The advertising technology world may be getting a surprising new entrant: Electronic Arts.
Electronic Arts is hiring a key ad tech executive to streamline the company's ad offerings. The move is the latest development in EA's ad push, with CEO Andrew Wilson saying during the company's fourth-quarter 2024 earnings call on May 8 that advertising is a “significant growth driver” for the company.
EA currently has four job openings for advertising technology roles, which were posted on various job sites between late May and the past few weeks. The positions are being filled at various EA offices, with the majority at the company's headquarters in Redwood City, Calif. An Electronic Arts representative declined to comment on its hiring plans, pointing to Wilson's earnings comment as the company's statement on the matter.
“Everyone's fear is that big bad EA will come in and implement this in a way that we don't like, but it's not in EA's interest to do that,” said Kristan Rivers, CEO of in-game advertising company AdInMo. “We trust publishers to do what's right for gamers, so we trust EA to do what's right for gamers first.”
The job ads include openings for an ad tech program manager, an ad tech software engineer and a product manager for in-game data solutions. Another job ad for an integrations tech lead was listed as closed for applications as of July 1.
The job posting for an in-game Data Product Manager offers some insight into the motivations for the hire, with the successful candidate saying: [EA’s] “You will be responsible for building data flows and reporting processes, identifying advertiser needs first and foremost, then implementing solutions across multiple game studios and tech teams. Your role will be to define the strategy and roadmap for our ad tech program and ensure its success.”
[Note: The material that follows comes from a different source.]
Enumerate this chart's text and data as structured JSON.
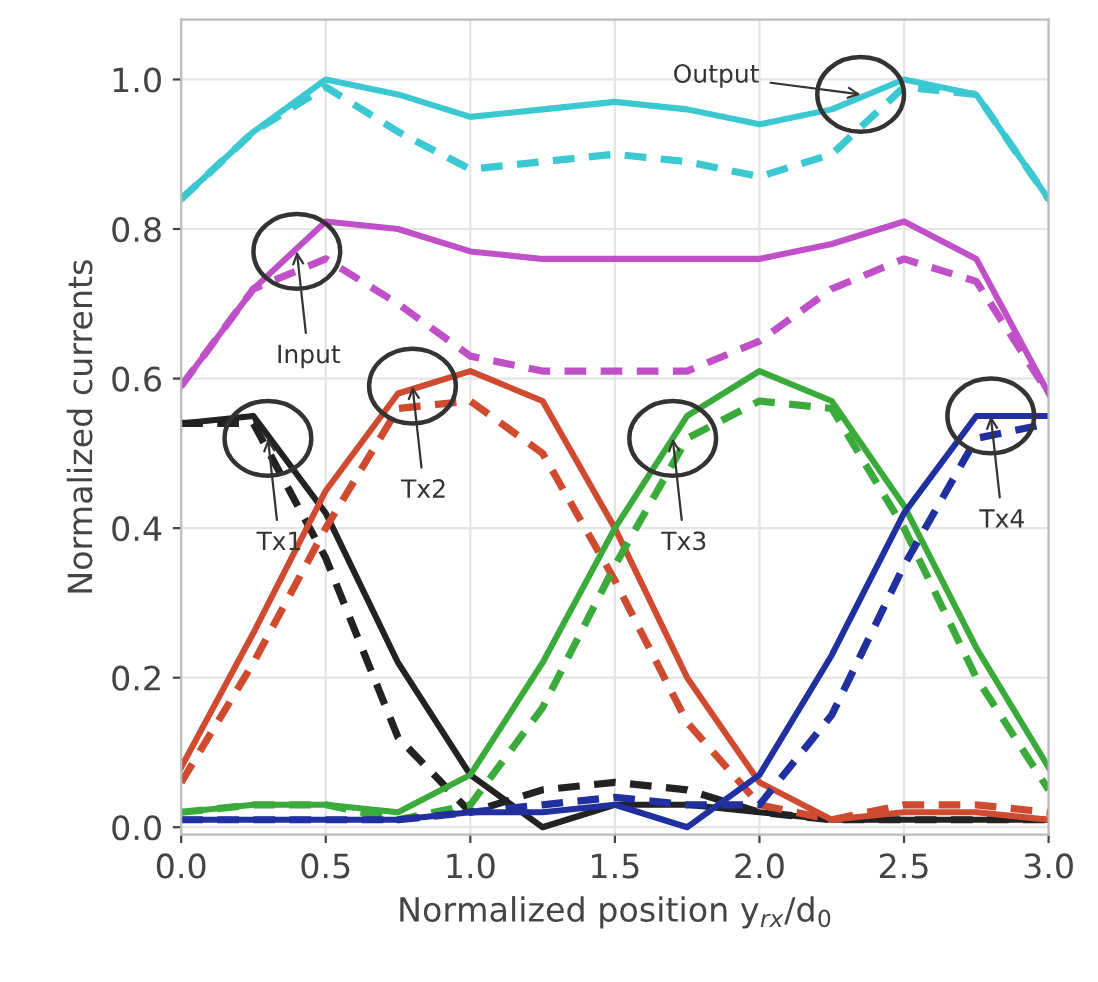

In fact, working across multiple game studios seems to be a feature of many of EA's ad tech jobs. In addition to the aforementioned product manager role, there's also a platform engineering job, “assessing where and how EA's live services solutions, studio tech stacks and vendor solutions can work together.” Vendor solutions engineers “use massive data sets from 20+ game studios to drive data-driven decision-making processes.” And integration technology leads, whose work “spans multiple game studios.” [EA’s] Great franchise and experience.”
The focus on integrating EA's various studios and their ad services reflects one of the company's biggest challenges in building out its advertising division. While EA has offered in-game ads within titles such as “EA Football” for years and has hired a dedicated sales team for this purpose, it doesn't offer a simple, unified ad service. Instead, each EA studio has its own tech stack and suite of ad products, making it relatively complicated for the company to scale its ad business.
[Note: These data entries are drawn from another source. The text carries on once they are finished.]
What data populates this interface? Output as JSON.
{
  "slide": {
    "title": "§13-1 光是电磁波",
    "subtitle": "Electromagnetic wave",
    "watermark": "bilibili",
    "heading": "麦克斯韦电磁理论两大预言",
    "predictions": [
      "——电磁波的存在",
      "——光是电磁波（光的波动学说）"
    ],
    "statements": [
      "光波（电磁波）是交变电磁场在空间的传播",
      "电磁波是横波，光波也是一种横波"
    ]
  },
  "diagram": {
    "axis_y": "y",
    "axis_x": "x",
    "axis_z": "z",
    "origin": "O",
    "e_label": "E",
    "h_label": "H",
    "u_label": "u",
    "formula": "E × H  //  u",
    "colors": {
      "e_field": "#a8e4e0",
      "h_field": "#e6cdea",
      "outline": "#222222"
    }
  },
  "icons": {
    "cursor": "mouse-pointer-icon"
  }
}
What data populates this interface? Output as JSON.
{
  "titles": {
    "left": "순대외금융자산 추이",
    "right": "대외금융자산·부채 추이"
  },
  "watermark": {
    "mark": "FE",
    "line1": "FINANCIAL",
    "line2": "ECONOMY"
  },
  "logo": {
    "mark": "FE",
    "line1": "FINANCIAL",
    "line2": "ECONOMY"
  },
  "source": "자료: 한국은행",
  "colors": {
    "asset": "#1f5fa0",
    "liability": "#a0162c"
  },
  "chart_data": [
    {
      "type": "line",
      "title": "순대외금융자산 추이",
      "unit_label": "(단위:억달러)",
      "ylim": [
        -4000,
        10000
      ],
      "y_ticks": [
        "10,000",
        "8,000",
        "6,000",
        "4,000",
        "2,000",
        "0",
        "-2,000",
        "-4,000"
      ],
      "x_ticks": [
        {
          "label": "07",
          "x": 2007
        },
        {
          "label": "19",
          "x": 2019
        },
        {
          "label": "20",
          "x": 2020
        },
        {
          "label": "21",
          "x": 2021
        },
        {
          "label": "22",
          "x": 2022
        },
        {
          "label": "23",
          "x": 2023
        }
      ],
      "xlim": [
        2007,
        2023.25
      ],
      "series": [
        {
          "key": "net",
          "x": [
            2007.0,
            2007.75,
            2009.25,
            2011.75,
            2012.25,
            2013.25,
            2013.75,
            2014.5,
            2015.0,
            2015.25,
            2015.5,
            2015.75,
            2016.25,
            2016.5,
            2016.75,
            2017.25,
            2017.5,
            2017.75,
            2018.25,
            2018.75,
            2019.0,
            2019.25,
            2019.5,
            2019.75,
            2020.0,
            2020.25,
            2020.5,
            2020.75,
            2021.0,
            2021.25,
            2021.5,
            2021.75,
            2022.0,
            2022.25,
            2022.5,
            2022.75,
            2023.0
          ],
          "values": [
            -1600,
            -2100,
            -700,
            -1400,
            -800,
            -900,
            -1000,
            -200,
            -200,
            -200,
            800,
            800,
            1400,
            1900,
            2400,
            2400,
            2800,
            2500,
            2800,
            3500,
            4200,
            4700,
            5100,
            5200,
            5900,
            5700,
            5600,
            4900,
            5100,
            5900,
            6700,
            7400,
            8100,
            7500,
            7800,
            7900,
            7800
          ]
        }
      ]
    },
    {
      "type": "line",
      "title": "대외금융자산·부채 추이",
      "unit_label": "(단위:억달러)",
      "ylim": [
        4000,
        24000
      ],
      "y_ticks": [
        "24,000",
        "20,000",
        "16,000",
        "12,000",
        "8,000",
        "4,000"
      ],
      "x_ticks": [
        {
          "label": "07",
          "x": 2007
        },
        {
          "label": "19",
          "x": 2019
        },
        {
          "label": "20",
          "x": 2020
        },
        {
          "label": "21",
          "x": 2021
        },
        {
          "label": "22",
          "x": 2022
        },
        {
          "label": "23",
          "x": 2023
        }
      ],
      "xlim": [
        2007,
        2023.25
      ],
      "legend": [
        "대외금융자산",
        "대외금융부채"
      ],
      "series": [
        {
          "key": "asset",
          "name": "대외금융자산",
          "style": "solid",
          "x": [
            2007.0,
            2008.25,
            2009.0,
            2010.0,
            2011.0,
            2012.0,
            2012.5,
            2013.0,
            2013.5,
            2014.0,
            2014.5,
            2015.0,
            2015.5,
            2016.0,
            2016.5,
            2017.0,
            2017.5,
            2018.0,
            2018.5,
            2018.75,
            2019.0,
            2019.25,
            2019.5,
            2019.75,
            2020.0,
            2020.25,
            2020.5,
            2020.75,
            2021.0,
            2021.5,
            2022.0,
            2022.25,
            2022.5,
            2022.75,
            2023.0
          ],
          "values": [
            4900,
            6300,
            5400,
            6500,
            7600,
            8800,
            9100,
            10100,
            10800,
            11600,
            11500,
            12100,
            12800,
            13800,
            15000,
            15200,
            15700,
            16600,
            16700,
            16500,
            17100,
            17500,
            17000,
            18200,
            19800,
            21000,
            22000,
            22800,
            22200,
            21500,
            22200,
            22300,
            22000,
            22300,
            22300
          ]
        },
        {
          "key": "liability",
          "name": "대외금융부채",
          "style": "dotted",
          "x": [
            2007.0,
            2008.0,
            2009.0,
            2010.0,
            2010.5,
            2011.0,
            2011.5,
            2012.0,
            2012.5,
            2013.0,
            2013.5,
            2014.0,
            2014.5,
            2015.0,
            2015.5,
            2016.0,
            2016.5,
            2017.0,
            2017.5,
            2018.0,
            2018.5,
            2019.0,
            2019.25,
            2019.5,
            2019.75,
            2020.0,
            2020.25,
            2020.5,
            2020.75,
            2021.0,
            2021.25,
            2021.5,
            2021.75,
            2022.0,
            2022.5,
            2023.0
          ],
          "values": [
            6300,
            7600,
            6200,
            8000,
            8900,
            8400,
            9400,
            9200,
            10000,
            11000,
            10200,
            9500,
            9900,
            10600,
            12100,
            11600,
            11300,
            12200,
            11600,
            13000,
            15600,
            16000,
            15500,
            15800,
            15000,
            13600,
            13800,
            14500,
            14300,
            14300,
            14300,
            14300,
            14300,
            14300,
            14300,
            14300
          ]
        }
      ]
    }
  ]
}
“This is a huge revenue driver for EA,” said Nina McKee, co-founder of agency WeGame2, who previously worked in partnerships and agency sales at in-game ad firms Bidstack, Admix and Gadsme. “With EA releasing fewer games this year, we think this is a really smart move for them to monetize over the next 12 months.”
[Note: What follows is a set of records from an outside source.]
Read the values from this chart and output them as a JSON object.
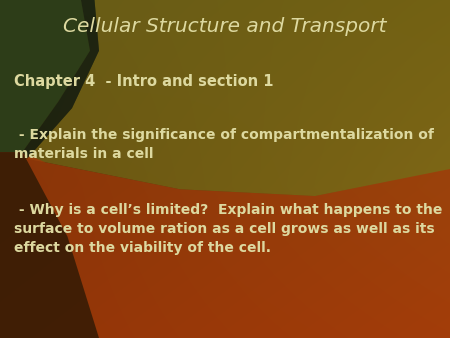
{
  "title": "Cellular Structure and Transport",
  "title_color": "#ddd9a0",
  "title_fontsize": 14.5,
  "subtitle": "Chapter 4  - Intro and section 1",
  "subtitle_color": "#ddd9a0",
  "subtitle_fontsize": 10.5,
  "bullet1": " - Explain the significance of compartmentalization of\nmaterials in a cell",
  "bullet2": " - Why is a cell’s limited?  Explain what happens to the\nsurface to volume ration as a cell grows as well as its\neffect on the viability of the cell.",
  "text_color": "#ddd9a0",
  "body_fontsize": 10,
  "figsize": [
    4.5,
    3.38
  ],
  "dpi": 100,
  "bg_base": "#3a3010",
  "col_dark_green": "#2d3d1a",
  "col_golden": "#7a6a10",
  "col_orange": "#a04010",
  "col_dark_strip": "#252a10"
}
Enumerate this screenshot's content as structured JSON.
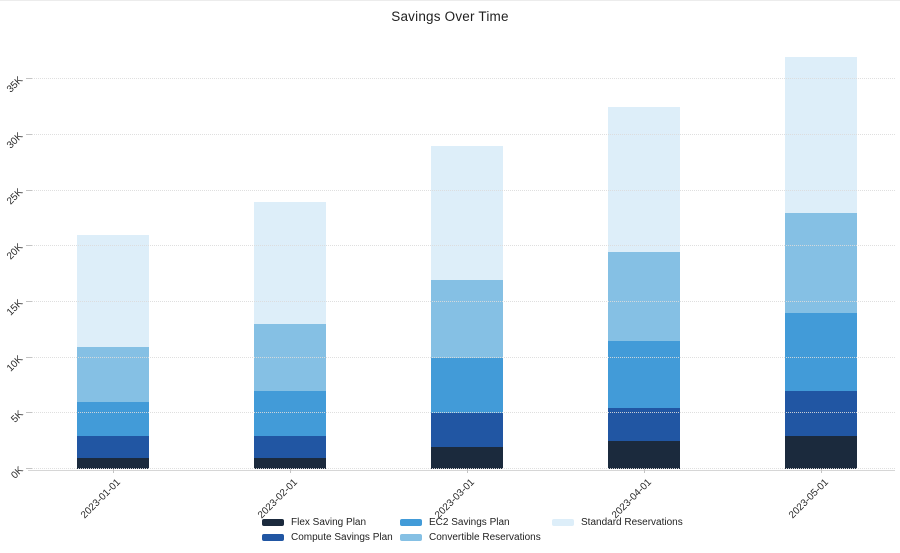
{
  "title": "Savings Over Time",
  "chart_data": {
    "type": "bar",
    "stacked": true,
    "title": "Savings Over Time",
    "xlabel": "",
    "ylabel": "",
    "categories": [
      "2023-01-01",
      "2023-02-01",
      "2023-03-01",
      "2023-04-01",
      "2023-05-01"
    ],
    "series": [
      {
        "name": "Flex Saving Plan",
        "color": "#1b2a3d",
        "values": [
          1000,
          1000,
          2000,
          2500,
          3000
        ]
      },
      {
        "name": "Compute Savings Plan",
        "color": "#2156a3",
        "values": [
          2000,
          2000,
          3000,
          3000,
          4000
        ]
      },
      {
        "name": "EC2 Savings Plan",
        "color": "#429bd8",
        "values": [
          3000,
          4000,
          5000,
          6000,
          7000
        ]
      },
      {
        "name": "Convertible Reservations",
        "color": "#85c0e4",
        "values": [
          5000,
          6000,
          7000,
          8000,
          9000
        ]
      },
      {
        "name": "Standard Reservations",
        "color": "#ddeef9",
        "values": [
          10000,
          11000,
          12000,
          13000,
          14000
        ]
      }
    ],
    "stack_totals": [
      21000,
      24000,
      29000,
      32500,
      37000
    ],
    "ylim": [
      0,
      38600
    ],
    "yticks": [
      {
        "value": 0,
        "label": "0K"
      },
      {
        "value": 5000,
        "label": "5K"
      },
      {
        "value": 10000,
        "label": "10K"
      },
      {
        "value": 15000,
        "label": "15K"
      },
      {
        "value": 20000,
        "label": "20K"
      },
      {
        "value": 25000,
        "label": "25K"
      },
      {
        "value": 30000,
        "label": "30K"
      },
      {
        "value": 35000,
        "label": "35K"
      }
    ],
    "grid": "horizontal-dotted",
    "legend_position": "bottom",
    "tick_label_rotation_deg": 45
  }
}
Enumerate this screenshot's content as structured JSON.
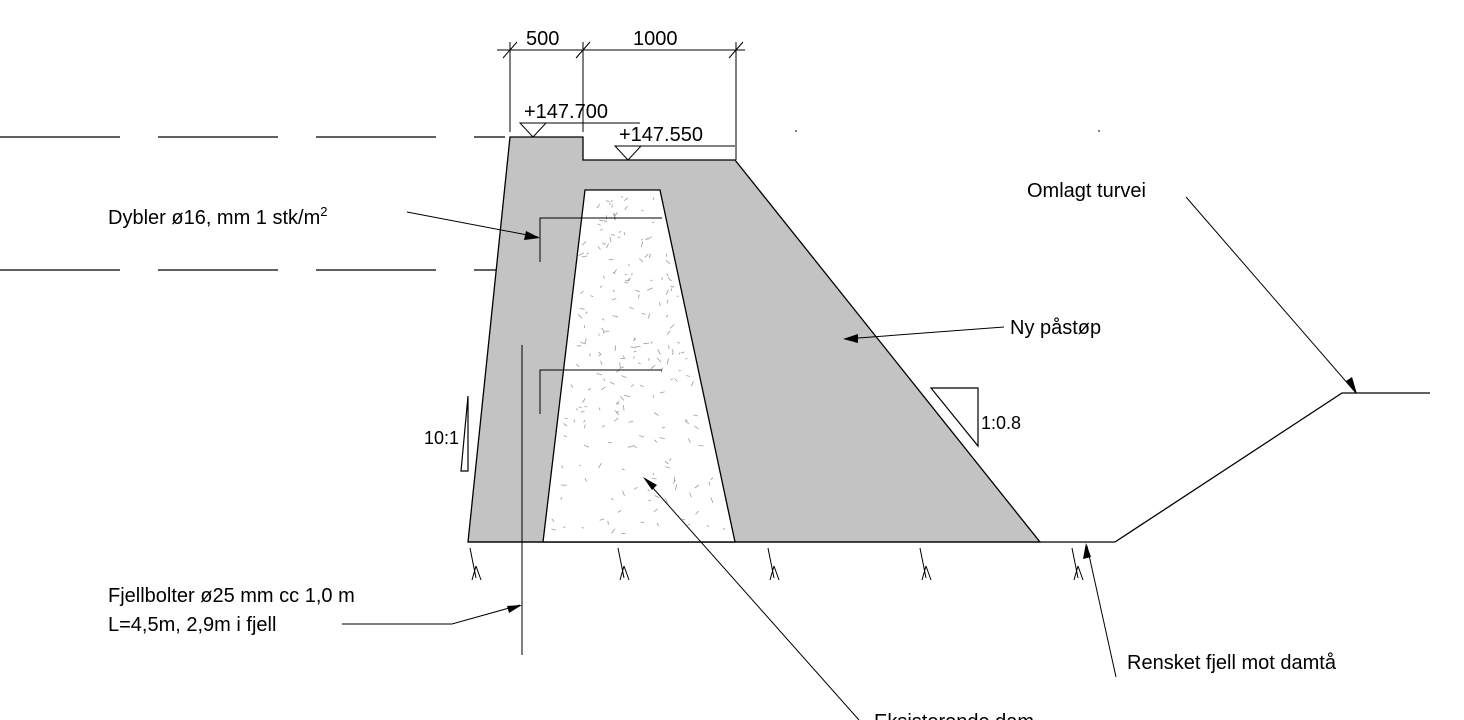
{
  "labels": {
    "dim_left": "500",
    "dim_right": "1000",
    "elev_top": "+147.700",
    "elev_crest": "+147.550",
    "dowels": "Dybler ø16, mm 1 stk/m",
    "dowels_sup": "2",
    "turvei": "Omlagt turvei",
    "new_pour": "Ny påstøp",
    "slope_right": "1:0.8",
    "slope_left": "10:1",
    "bolts_line1": "Fjellbolter ø25 mm cc 1,0 m",
    "bolts_line2": "L=4,5m, 2,9m i fjell",
    "rock": "Rensket fjell mot damtå",
    "existing": "Eksisterende dam"
  },
  "colors": {
    "new_concrete": "#c3c3c3",
    "existing_concrete": "#ffffff",
    "lines": "#000000"
  }
}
One potential challenge for EA is that the majority of in-game ads it currently offers are hard-coded into the games, rather than programmatically placed across its various titles. If EA wants to grow its advertising business and make itself more accessible to more advertisers, it will need to ditch its existing direct sales approach and adopt a programmatic framework that is expected to bring in more brand ad dollars.
“I think that's a smart move and that's exactly what they're doing,” McKee said. “If they do it right, they're going to be influential enough in terms of player base that they're going to crush most of the smaller ad tech companies out there.”